Londra’da yaşayan Lookbrand Marketing & Brand Consultancy Director Dilara Acar, Koronavirüs sürecinin ülkesinde nasıl geliştiğini, alınan önlemleri ve kişisel hayatına nasıl yansıdığını bizlere aktardı.
Koronavirüs sebebiyle yaşadığınız ülke ne gibi önlemler aldı, nasıl değişiklikler yaşandı?
Koronavirüs ilk duyulmaya başlandığında Londra’daydım. Şubat ayında Londra’da ilk etkilerini görmeye başlamıştık. Fakat ilk zamanlar herhangi bir önlem alınmamıştı. Sadece vatandaşlara ellerini 20 saniye yıkamaları gerektiği, bağışıklık sistemlerini güçlü tutmaları yönünde uyarılar yapılıyordu. Mart ayında da bütün dünyanın da yakından takip ettiği üzere hepimiz Koronavirüs ile yatıp kalkar olduk. 8 Nisan itibarıyla da İngiltere’de vaka sayısı 60,773 oldu.

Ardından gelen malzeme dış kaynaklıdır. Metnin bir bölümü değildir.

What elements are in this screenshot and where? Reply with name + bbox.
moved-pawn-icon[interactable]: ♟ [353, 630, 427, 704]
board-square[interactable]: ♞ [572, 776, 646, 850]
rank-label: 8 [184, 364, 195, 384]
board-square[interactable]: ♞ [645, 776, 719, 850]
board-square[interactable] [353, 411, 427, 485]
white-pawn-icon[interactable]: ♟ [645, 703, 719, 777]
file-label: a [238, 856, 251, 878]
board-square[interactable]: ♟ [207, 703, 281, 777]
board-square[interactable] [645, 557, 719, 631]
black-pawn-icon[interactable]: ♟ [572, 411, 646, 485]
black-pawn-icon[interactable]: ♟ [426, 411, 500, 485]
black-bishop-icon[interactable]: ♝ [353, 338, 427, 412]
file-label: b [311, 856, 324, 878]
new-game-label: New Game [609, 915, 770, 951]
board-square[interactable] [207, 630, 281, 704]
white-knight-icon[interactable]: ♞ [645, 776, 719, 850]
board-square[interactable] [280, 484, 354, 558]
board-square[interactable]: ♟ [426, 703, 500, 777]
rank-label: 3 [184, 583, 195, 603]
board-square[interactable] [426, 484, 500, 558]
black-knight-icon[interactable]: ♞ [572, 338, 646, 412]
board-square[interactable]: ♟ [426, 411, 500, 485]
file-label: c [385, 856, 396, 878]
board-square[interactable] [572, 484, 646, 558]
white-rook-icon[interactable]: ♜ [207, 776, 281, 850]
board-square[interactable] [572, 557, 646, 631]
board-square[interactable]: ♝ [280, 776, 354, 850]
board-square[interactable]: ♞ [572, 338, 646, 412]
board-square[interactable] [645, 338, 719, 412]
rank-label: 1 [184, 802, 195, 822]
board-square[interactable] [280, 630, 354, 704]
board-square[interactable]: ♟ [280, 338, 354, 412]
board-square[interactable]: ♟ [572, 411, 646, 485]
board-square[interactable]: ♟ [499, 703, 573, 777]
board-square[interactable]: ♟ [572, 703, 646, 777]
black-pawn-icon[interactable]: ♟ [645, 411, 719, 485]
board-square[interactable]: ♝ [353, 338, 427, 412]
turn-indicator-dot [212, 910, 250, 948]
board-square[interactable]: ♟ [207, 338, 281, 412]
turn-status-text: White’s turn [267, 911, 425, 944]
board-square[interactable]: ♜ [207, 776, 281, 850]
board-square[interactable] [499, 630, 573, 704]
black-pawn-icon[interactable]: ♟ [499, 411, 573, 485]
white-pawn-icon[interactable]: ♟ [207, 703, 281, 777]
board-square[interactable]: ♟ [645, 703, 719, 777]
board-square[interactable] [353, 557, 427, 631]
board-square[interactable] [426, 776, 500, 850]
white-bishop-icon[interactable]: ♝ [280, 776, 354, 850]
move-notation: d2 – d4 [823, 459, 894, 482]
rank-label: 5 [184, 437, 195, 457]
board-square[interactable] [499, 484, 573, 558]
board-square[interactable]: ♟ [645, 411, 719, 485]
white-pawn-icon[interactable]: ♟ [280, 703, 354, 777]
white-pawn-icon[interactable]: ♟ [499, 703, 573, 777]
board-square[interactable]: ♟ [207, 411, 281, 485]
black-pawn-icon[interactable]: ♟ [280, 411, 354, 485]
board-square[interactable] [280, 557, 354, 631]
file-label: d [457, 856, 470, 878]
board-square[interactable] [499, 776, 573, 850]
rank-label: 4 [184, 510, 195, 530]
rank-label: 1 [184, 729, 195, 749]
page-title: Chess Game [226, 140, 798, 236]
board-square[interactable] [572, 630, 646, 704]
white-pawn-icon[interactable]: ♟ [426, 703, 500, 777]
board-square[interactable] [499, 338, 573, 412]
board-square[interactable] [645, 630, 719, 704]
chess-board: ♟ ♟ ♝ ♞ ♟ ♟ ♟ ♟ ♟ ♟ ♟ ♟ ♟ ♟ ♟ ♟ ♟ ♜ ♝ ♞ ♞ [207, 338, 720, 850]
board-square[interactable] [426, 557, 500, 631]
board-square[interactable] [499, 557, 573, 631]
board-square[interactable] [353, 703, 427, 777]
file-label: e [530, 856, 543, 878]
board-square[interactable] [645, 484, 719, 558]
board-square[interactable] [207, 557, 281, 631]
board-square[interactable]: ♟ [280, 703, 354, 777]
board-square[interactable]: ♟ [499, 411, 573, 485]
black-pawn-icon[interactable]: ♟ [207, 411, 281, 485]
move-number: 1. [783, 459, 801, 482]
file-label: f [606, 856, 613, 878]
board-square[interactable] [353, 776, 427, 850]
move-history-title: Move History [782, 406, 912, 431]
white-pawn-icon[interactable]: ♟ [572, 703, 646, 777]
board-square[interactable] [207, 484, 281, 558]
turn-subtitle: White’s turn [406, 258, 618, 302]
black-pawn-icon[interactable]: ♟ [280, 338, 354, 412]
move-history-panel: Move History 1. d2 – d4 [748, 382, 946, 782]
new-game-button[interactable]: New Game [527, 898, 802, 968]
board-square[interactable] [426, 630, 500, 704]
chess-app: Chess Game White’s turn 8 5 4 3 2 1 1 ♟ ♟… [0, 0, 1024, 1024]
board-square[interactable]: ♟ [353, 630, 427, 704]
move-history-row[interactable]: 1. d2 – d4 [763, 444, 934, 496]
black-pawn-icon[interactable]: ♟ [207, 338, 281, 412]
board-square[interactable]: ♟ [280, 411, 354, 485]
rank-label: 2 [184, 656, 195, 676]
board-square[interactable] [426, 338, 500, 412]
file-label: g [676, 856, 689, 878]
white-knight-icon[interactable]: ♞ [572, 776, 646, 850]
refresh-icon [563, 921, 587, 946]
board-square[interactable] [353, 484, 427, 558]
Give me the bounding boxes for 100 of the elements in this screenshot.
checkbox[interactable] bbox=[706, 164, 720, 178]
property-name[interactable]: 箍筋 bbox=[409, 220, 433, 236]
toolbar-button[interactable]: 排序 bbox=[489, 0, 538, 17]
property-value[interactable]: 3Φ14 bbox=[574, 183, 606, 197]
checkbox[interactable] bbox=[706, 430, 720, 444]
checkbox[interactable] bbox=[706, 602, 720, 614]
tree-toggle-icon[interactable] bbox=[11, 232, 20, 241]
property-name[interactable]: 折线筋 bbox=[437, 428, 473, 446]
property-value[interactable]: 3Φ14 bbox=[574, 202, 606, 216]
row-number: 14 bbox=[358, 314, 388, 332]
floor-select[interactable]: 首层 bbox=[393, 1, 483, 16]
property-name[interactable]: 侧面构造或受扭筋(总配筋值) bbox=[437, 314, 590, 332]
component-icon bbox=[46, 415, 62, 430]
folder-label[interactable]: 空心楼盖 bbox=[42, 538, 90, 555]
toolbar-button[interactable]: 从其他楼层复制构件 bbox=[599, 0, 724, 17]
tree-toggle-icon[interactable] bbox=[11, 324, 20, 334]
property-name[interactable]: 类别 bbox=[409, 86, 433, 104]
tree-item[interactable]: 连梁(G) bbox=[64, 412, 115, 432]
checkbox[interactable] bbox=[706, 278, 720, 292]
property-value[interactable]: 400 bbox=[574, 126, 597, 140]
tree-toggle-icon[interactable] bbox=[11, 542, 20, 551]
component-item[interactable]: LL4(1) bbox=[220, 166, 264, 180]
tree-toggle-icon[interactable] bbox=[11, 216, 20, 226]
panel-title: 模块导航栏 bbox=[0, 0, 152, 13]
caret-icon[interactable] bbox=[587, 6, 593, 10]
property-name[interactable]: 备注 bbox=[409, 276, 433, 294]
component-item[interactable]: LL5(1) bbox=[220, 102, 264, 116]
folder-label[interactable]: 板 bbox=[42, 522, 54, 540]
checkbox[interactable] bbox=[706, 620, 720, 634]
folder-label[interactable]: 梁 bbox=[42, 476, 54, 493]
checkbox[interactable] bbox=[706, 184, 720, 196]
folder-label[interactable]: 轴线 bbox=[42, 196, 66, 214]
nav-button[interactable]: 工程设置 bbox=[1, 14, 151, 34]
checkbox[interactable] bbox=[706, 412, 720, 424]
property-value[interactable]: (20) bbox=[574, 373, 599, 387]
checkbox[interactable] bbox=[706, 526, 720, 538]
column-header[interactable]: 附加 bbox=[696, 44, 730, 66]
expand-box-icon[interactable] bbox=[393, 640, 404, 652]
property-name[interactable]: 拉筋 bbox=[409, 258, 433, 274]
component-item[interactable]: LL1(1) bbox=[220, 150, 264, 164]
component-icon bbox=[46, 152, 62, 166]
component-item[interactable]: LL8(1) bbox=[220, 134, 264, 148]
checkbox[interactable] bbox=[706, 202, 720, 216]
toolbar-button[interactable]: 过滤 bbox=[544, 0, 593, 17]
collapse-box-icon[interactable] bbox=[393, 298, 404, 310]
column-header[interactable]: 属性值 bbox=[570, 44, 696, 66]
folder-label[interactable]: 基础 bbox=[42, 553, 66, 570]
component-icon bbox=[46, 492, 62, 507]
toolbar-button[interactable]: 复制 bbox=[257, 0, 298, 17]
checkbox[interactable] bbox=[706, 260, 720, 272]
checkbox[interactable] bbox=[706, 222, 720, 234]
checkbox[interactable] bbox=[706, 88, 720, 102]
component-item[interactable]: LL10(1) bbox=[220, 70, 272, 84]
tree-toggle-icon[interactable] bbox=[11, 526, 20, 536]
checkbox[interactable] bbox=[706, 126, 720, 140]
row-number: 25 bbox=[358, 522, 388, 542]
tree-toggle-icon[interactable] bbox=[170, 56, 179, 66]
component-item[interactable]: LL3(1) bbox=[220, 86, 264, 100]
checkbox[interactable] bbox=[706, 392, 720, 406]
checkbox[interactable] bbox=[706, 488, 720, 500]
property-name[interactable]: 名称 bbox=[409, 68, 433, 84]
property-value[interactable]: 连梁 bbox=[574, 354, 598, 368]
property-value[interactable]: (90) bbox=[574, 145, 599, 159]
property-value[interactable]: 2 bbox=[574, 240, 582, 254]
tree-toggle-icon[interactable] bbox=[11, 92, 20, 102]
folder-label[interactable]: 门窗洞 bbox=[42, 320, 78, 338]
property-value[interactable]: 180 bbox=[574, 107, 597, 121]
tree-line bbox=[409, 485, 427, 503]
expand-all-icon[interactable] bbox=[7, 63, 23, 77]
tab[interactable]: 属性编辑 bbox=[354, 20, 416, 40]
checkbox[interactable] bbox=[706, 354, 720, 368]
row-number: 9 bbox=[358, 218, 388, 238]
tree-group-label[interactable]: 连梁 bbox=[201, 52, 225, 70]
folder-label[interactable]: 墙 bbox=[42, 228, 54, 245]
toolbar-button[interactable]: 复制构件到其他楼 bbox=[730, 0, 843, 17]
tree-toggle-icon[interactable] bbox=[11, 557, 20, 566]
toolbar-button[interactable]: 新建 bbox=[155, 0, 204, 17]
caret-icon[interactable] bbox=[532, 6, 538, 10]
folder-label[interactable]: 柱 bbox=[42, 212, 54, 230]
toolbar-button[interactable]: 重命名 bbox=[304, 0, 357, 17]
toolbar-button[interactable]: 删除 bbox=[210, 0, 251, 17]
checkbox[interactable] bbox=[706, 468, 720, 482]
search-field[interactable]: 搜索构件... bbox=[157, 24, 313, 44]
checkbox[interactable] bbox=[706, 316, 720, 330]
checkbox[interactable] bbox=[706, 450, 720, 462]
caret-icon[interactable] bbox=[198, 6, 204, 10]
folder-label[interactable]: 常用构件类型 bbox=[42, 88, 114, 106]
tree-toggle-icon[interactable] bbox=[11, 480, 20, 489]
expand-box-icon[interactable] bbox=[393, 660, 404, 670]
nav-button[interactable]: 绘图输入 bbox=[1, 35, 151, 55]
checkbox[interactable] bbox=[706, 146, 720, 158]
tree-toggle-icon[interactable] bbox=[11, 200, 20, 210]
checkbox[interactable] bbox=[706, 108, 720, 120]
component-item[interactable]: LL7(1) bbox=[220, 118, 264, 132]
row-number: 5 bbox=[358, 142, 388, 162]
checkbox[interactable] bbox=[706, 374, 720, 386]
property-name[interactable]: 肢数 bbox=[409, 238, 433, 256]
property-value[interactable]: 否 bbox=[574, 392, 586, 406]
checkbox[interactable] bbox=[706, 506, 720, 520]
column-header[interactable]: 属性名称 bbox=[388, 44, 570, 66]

İngiltere hükümeti uyguladığı politika nedeniyle diğer ülkeler tarafından çok eleştirilse de İngiliz halkı tarafından da çok fazla desteklenmektedir. İnsanları bilinçli olmaya itiyorlar ve durumun ciddiyetini çok şeffaf bir şekilde her gün canlı yayına çıkarak anlatıyor. İnsanların evde kalmalarının gerekliliği vurgulanıyor ama bir yandan da bağışıklığın güçlü olması için de dışarıda 45 dakika spor yapmanın önemini de belirtiyorlar. Her gün canlı yayında Boris Johnson ve kabine üyelerini görmek açıkçası halka bir nebze de olsa güven veriyor. Çünkü halk, devletin şeffaf olduğuna inanıyor. Şu an Boris Johnson’ın pozitif çıkması, elbette halkı biraz endişelendirse de durumunun iyiye gittiğini bilmek herkesi mutlu ediyor.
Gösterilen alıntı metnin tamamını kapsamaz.